Book Summary:
A lavish, snowy weekend in New Hampshire ends in tragedy – and, a few months later, one of the party-goers is found dead. As famed podcaster Tyler Carroll tries to discover the truth around Alex Sable’s dramatic death, he turns to the native Upper East Siders who knew the billionaire’s son best. Each of the six people Tyler is investigating has something to hide, and each has chosen a wildly different path: Lulu is an LA influencer, Maxie a Park Avenue Princess turned Chicago housewife, Will a status-obsessed lawyer, Rob a money-hungry trader, Yael a not-so-innocent ER doctor, and Alex himself a party boy with a penchant for darker trouble than even his friends knew. With the shadow of a fifteen-year-old crime hanging over Alex’s life, Tyler delves deeply into the complex past that seems almost to have disappeared from memory, hoping to find any answers around who Alex was, alive and dead.
Link to Buy – Amazon
Review:
Kirkus ReviewIn Berman’s mystery novel, a true-crime podcaster immerses himself in the overprivileged world of a “despicable lot” after a member of the group dies in an apparent suicide.

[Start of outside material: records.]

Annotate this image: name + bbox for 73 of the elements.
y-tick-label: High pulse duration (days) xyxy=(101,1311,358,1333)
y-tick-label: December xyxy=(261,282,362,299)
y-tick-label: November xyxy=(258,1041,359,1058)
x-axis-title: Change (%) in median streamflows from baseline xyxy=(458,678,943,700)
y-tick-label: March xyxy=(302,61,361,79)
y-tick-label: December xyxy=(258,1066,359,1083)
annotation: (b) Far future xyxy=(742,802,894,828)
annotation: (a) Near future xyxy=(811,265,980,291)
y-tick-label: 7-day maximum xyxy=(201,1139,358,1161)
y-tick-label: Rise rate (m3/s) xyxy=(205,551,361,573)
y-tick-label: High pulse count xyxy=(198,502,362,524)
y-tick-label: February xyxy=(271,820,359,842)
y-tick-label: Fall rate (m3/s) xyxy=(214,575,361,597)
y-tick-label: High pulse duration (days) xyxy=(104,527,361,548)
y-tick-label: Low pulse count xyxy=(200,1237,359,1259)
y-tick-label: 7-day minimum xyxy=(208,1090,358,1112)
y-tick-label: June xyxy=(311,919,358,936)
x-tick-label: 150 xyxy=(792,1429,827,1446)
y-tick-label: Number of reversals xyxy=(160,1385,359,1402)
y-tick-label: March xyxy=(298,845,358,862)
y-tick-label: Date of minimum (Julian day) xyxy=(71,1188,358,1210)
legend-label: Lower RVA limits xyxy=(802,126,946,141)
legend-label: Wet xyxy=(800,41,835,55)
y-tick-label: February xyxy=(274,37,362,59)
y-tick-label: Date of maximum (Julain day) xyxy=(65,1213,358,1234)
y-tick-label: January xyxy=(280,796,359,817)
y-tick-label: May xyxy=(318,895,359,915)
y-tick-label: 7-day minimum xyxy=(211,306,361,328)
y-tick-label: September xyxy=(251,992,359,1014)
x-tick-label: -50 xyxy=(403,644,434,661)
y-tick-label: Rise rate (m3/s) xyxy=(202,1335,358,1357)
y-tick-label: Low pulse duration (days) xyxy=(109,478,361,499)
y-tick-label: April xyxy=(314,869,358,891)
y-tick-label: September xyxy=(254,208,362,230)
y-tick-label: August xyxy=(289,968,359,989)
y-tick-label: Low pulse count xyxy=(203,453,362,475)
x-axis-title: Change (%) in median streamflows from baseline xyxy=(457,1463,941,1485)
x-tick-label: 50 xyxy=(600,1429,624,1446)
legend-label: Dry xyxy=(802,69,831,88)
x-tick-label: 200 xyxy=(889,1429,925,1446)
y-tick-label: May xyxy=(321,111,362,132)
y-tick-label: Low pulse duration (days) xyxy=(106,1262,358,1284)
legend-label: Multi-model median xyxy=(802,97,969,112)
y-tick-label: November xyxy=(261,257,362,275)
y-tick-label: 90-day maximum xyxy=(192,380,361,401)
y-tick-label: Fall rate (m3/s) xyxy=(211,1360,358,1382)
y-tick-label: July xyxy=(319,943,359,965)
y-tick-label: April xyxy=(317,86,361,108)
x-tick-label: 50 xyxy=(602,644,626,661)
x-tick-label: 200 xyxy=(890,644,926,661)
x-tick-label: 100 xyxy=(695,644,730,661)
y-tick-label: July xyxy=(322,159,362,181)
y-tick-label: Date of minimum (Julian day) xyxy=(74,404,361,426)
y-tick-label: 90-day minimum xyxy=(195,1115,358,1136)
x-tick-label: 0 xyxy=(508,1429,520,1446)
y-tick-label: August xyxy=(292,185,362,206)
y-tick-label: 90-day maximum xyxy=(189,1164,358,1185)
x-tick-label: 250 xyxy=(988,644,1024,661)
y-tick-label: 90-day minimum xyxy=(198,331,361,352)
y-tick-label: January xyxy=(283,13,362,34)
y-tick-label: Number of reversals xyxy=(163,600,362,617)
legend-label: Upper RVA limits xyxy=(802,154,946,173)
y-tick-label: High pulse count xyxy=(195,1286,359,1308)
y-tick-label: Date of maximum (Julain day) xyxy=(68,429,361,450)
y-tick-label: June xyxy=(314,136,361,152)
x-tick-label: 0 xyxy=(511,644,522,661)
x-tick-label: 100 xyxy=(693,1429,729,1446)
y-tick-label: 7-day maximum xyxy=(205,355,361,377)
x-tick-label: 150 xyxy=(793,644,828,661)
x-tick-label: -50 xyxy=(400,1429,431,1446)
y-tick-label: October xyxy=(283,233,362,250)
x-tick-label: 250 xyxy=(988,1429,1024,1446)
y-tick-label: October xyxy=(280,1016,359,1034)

Police detective Sean Strickland is assigned to the case of Alex Sable, the 30-year-old son of a billionaire who apparently committed suicide in the bathroom at his best friend’s wedding: “Of all times to kill yourself! It’s very selfish,” the wedding planner rails. “The best man. Do you know anyone who would do something like that?” Tyler, a popular podcaster who’s come to this part of New England to investigate the fentanyl epidemic, has questions and increasing suspicions about Alex’s death, which Strickland says could be suicide but also could be an accident or a homicide. Tyler talks with members of the wedding party and Alex’s friends, including Will and Jessica, the shattered bride and groom; famed Instagram influencer Lulu Swanson; Alex’s former high school classmate Maxie Stein-Golden; Rob, a trader, who’s “always just a few seconds late, a few meters short, a few words off”; and Yael, a “perfectly nice” doctor. Through these interactions, Tyler unearths the inevitable secrets and scandals that bind the group together and threaten to tear their lives apart. As Alex’s life comes more into focus, the question of whether his death was self-inflicted or inflicted by another remains elusive. Berman’s debut novel is an instantly addictive read. “Tyler found Alex Sable three hours after he had been declared dead” is the kind of opening upon which entire TV series have been launched, and the large cast of characters mostly avoids falling into whodunit clichés; Lulu, for example, makes Tyler “unnerved” when he finds his assumptions to be flawed: “She looked like she should say like every ten seconds and instead she dropped words like expound and maudlin.” Berman also drops in some fine literary references; the book’s title, for instance, comes from a Sylvia Plath poem. More Metropolitan than Gossip Girl, this novel makes for an entertaining spin on F. Scott Fitzgerald’s famous line that “the very rich…are different than you and me.”
An intriguing whodunit with richly drawn characters.
About the Author:
Alice Berman is the New York City-based author of “I Eat Men Like Air.” Hailing from Washington, D.C., Berman attended Choate Rosemary Hall in Connecticut and graduated with a degree in English Literature from the University of Pennsylvania.